Five big cases with no unifying mechanism other than "overrule" may be too large for the negative. [Especially if those cases are (justifiably) picked to force the negative into as much specificity as possible.]
I may be wrong, but the breadth of the subject matter of the cases on the "short list" gives me pause.
While treaties was a very successful topic, it was still huge. Even Northwestern, everyone's example of the "uber-borg," had no SORT cards at Georgia State.
Seeing how we haven't had a court topic in 15 years, just about every debater (and a significant number of coaches) will be venturing into wholly new libraries.
We may also have some new NDT rules that will require a season-long shift in focus that puts a premium on pre-tournament preparation by debaters.
Given all that, I'd at least like the opportunity to evaluate a smaller list.
I understand the fear that some will arbitrarily vote for the smallest topic.
I hope that the community at large is more considered and can spend the time to evaluate the educational gains of a larger list against what they think they can educationally prepare to debate over the course of the season.
I think Tim hit the nail on the head in his comment on another thread. "Overrule" leaves a lot to be desired. In many areas there really are no solvency advocates for "overruling." It's artificial.
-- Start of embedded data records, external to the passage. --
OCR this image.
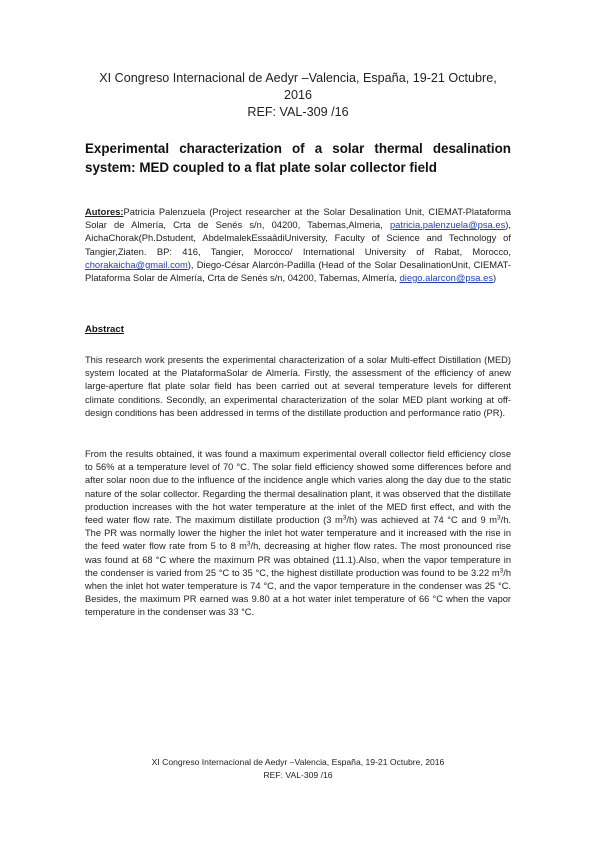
XI Congreso Internacional de Aedyr –Valencia, España, 19-21 Octubre,
2016
REF: VAL-309 /16
Experimental characterization of a solar thermal desalination system: MED coupled to a flat plate solar collector field
Autores:Patricia Palenzuela (Project researcher at the Solar Desalination Unit, CIEMAT-Plataforma Solar de Almería, Crta de Senés s/n, 04200, Tabernas,Almeria, patricia.palenzuela@psa.es), AichaChorak(Ph.Dstudent, AbdelmalekEssaâdiUniversity, Faculty of Science and Technology of Tangier,Ziaten. BP: 416, Tangier, Morocco/ International University of Rabat, Morocco, chorakaicha@gmail.com), Diego-César Alarcón-Padilla (Head of the Solar DesalinationUnit, CIEMAT-Plataforma Solar de Almería, Crta de Senés s/n, 04200, Tabernas, Almería, diego.alarcon@psa.es)
Abstract
This research work presents the experimental characterization of a solar Multi-effect Distillation (MED) system located at the PlataformaSolar de Almería. Firstly, the assessment of the efficiency of anew large-aperture flat plate solar field has been carried out at several temperature levels for different climate conditions. Secondly, an experimental characterization of the solar MED plant working at off-design conditions has been addressed in terms of the distillate production and performance ratio (PR).
From the results obtained, it was found a maximum experimental overall collector field efficiency close to 56% at a temperature level of 70 °C. The solar field efficiency showed some differences before and after solar noon due to the influence of the incidence angle which varies along the day due to the static nature of the solar collector. Regarding the thermal desalination plant, it was observed that the distillate production increases with the hot water temperature at the inlet of the MED first effect, and with the feed water flow rate. The maximum distillate production (3 $m^3/h$) was achieved at 74 °C and 9 $m^3/h$. The PR was normally lower the higher the inlet hot water temperature and it increased with the rise in the feed water flow rate from 5 to 8 $m^3/h$, decreasing at higher flow rates. The most pronounced rise was found at 68 °C where the maximum PR was obtained (11.1).Also, when the vapor temperature in the condenser is varied from 25 °C to 35 °C, the highest distillate production was found to be 3.22 $m^3/h$ when the inlet hot water temperature is 74 °C, and the vapor temperature in the condenser was 25 °C. Besides, the maximum PR earned was 9.80 at a hot water inlet temperature of 66 °C when the vapor temperature in the condenser was 33 °C.
XI Congreso Internacional de Aedyr –Valencia, España, 19-21 Octubre, 2016
REF: VAL-309 /16
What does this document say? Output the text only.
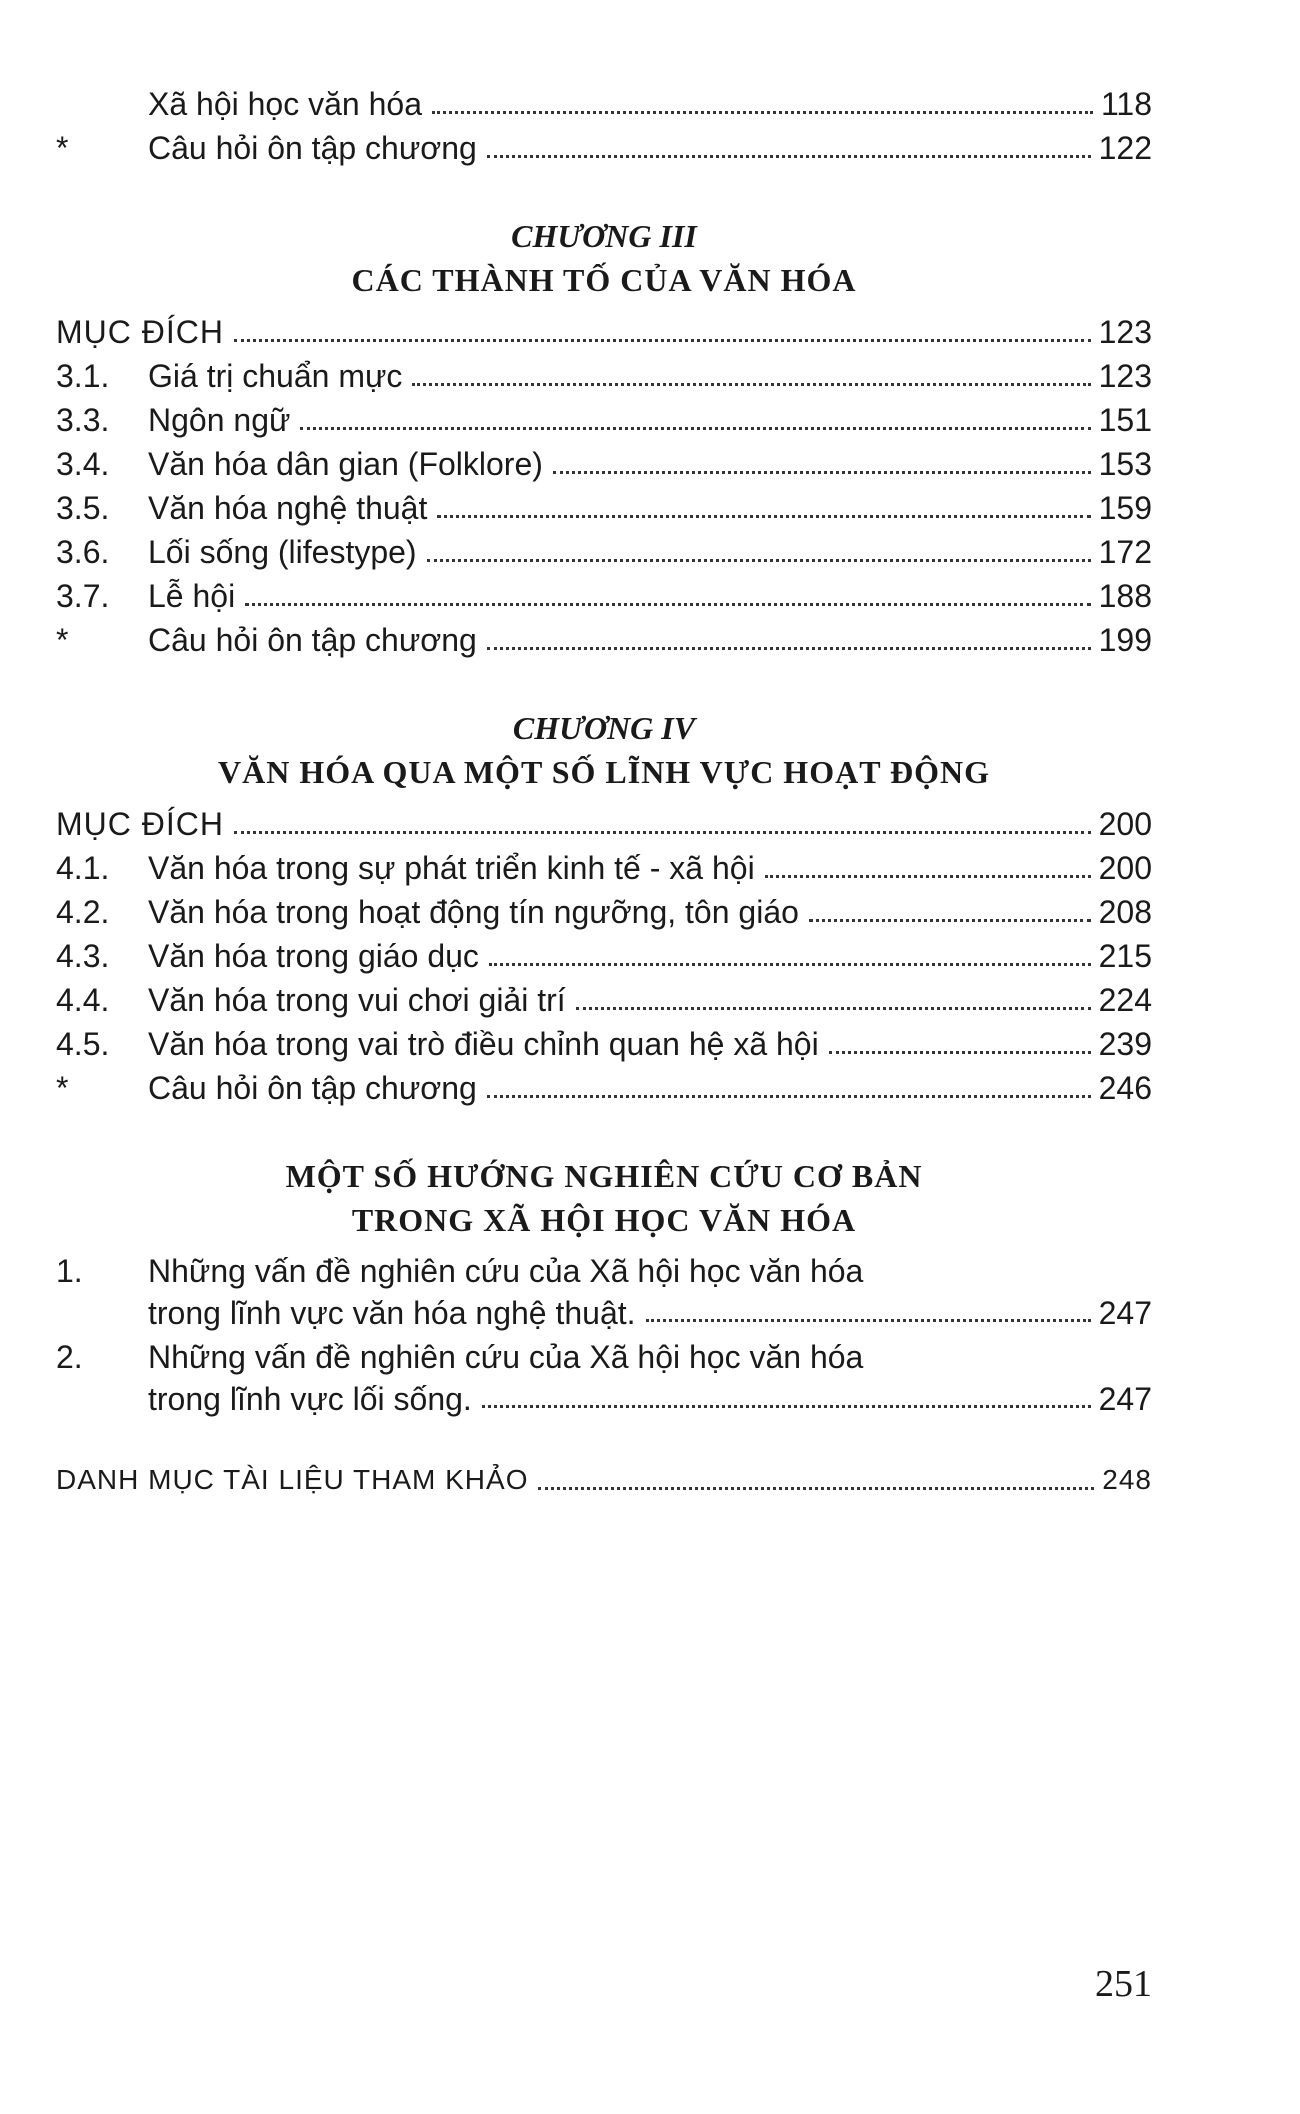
Xã hội học văn hóa	118
* Câu hỏi ôn tập chương	122
CHƯƠNG III
CÁC THÀNH TỐ CỦA VĂN HÓA
MỤC ĐÍCH	123
3.1. Giá trị chuẩn mực	123
3.3. Ngôn ngữ	151
3.4. Văn hóa dân gian (Folklore)	153
3.5. Văn hóa nghệ thuật	159
3.6. Lối sống (lifestype)	172
3.7. Lễ hội	188
* Câu hỏi ôn tập chương	199
CHƯƠNG IV
VĂN HÓA QUA MỘT SỐ LĨNH VỰC HOẠT ĐỘNG
MỤC ĐÍCH	200
4.1. Văn hóa trong sự phát triển kinh tế - xã hội	200
4.2. Văn hóa trong hoạt động tín ngưỡng, tôn giáo	208
4.3. Văn hóa trong giáo dục	215
4.4. Văn hóa trong vui chơi giải trí	224
4.5. Văn hóa trong vai trò điều chỉnh quan hệ xã hội	239
* Câu hỏi ôn tập chương	246
MỘT SỐ HƯỚNG NGHIÊN CỨU CƠ BẢN
TRONG XÃ HỘI HỌC VĂN HÓA
1. Những vấn đề nghiên cứu của Xã hội học văn hóa
trong lĩnh vực văn hóa nghệ thuật.	247
2. Những vấn đề nghiên cứu của Xã hội học văn hóa
trong lĩnh vực lối sống.	247
DANH MỤC TÀI LIỆU THAM KHẢO	248
251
There have been over 20,000 SCOTUS cases and just over 100 have been overruled. It simply is not how legal doctrines are created or evolve. This is what I meant the other day when I said I thought the TC was making a mistake by selecting the verb totally divorced from the legal area that would ultimately be selected.
(Ryan says that provides uniqueness to the negative - maybe, but per Zive's point it provides uniqueness to crappy disads like Court legitimacy and Stare Decisis, which are rarely winners. And this comes at the expense of removing affirmatives from the literature because advocates for explicitly overruling are rare.)
The key to affirmatives is not the overrule but the law the plan creates.
In my mind, it is lazy to try to jam in the overrule mechanism to each of a diverse areas of the law. (Lindsey made a similar point, with which I agree, that "overrule" is especially artificial when dealing with recent cases).
Ryan says "core" negative ground. But the core negative ground on overrule is a) weak and b) will lead to endless counterplan debates where the negative seeks to establish the result of the affirmative plan without explicitly overruling some case (which will be very easy). These debates will avoid the legal issues about which you are striving to debate.
Finally, Steve says the community voted for "overrule." I think this is just nuts. The community voted for COURTS (a legal topic with the Court as an agent), not some artificial verb that divorces the topic from the literature.
My apologies for the late weigh in, but it was only after reading the many thoughtful posts from others this morning that my thoughts reached some semblance of clarity regarding the unease I expressed the other day.
Good luck.
(If anyone read this, and thinks it might generate more discussion if it was a post rather than a comment, please post it on the body of the blog).
Oh, and it is true that there are lots of advocates for "overruling" Roe. It is also arguably the most controversial case the Court has ever decided (and for which there is a certain degree of consensus that as a matter of constitutional law it was poorly reasoned). Roe is the exception. I think it is our collective experience with the Privacy topic that lead people to think overrule was viable.
In most areas of the law other than Roe, those that advocate for change in the Court's doctrine rarely do so by claiming that a decision should be explicitly overruled.
When you remove the topic from the literature base you also remove limits (as Zive pointed out).
And as a negative I would be licking my chops at the thought that the topic will require the aff to overrule when advocates are rare because it means a counterplan to accomplish the legal change sought by the affirmative without explicitly overruling a prior decision is going to solve 100% of the case. Then the crappy overrule disads can win the day because the neg will only need a whisper of a risk of the court legitimacy/stare decisis disadvantage.